Visiblement satisfait de son entretien avec son hôte, le Premier ministre M. Béji Caïd Essebsi s’est félicité, devant la presse, de « la concordance des points de vues tunisiens et turcs sur nombre de questions ». «La Tunisie et la Turquie, a-t-il souligné sont pour la démocratie, la dignité des peuples et leur autodétermination, à commencer par le droit du peuple palestinien à un Etat indépendant, reconnu. Nous avons également évoqué, a-t-il ajouté la relation de la religion avec l’Etat, conscients qu’un Etat juste respecte la liberté des croyances pour tous. Nous sommes aussi convaincus de la nécessité de combattre le terrorisme et l’extrémisme, qu’il soit de droite ou de gauche ».

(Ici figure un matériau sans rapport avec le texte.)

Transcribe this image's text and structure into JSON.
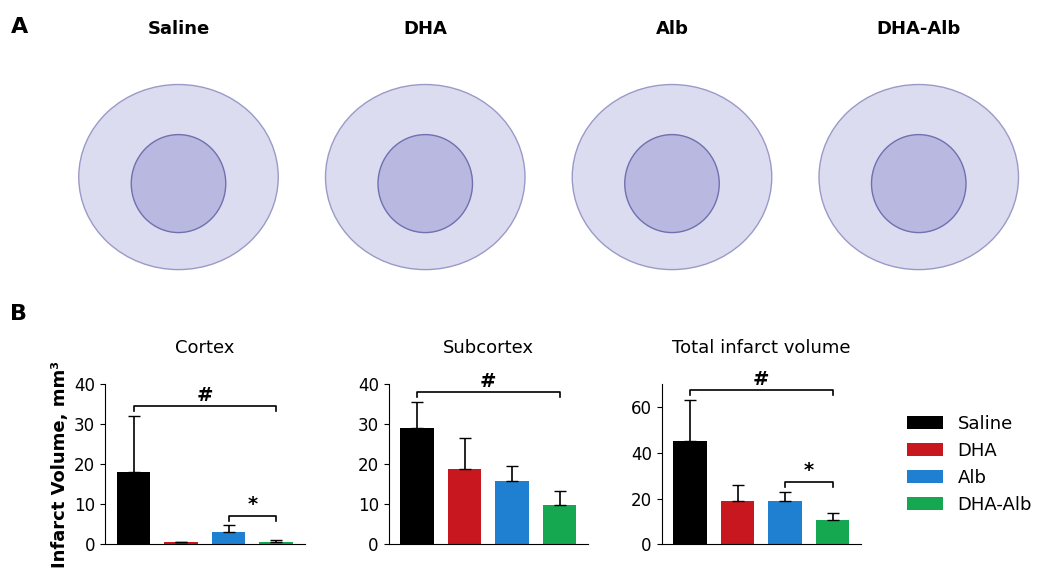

De son côté, rendant hommage à la révolution tunisienne, M. Erdogan a souligné les valeurs qu’il incarne et des principes de démocratie qu’elle consacre, soulignant que le scrutin du 23 octobre en offrira une belle illustration. « La vraie démocratie, a-t-il déclaré, c’est de laisser la volonté du peuple s’exprimer et de respecter cette expression, sans la moindre remise en question ni contestation des résultats des urnes. Aucune autre velléité ne saurait s’opposer à la volonté du peuple ou lui barrer la route et toute réelle consultation populaire ne peut se limiter à un panel réduit de décideurs politiques, elle ne gagnera sa légitimité que par une large consultation de la base, seule en mesure de porter la voix du peuple. C’est ce qui permettra à la Tunisie d’être toujours plus forte. Je comprends les difficultés rencontrées mais je suis confiant que la Tunisie et la Turquie, ensemble, contribueront à un avenir meilleur. »
Etat et religion
Interrogé sur la relation entre l’Islam et l’Etat, le Premier ministre Turc a déclaré : « si je dois définir la Turquie, je réponds toujours que c’est un Etat démocratique, social, laïque et de droit. Si une personne seule ne peut se proclamer laïque, un Etat, doit l’être. Un musulman peut gérer avec succès un Etat s’il respecte cette laïcité qui se maintient à égale distance de toutes les religions et convictions. C’est là la garantie des libertés ». Quant à sa position à l’égard du mouvement Ennahdha, M. Erdogan a répondu : « nous respectons toutes les opinions tunisiennes et nous nous conformerons aux choix que feront les Tunisiens. Quelque que soit le parti qui sera porté au pouvoir, nous aurons avec lui des relations au plus haut niveau ».
La Palestine et Israël
Pour ce qui est de la cause palestinienne et de l’attaque israélienne contre le navire turc Marmara, le Premier ministre Turc a indiqué que « la Turquie ne peut rester indifférente face aux agressions qui se multiplient contre le peuple palestinien ni accepter cette attaque. Tant qu’Israël n’a pas présenté ses excuses, dédommagé les familles des martyrs et levé l’embargo sur gaza, nous ne pourrons maintenir nos relations avec ce pays au même niveau. Nous avons déjà invité l’ambassadeur de l’Etat hébreu à quitter la Turquie, réduit le niveau de représentation diplomatique entre les deux pays et gelé l’accord de coopération industrielle militaire. Nous défendrons nos intérêts et ceux de nos martyrs et poursuivrons l’Etat d’Israël devant la Cour de La haye et sécuriseront nos navires en méditerranée mais aussi la navigation dans les eaux internationales sans laisser à Israël la liberté de faire ce que bon lui semble. Vous allez voir que nous sommes déterminés à le faire et que nos navires de guerre appareilleront dans la région.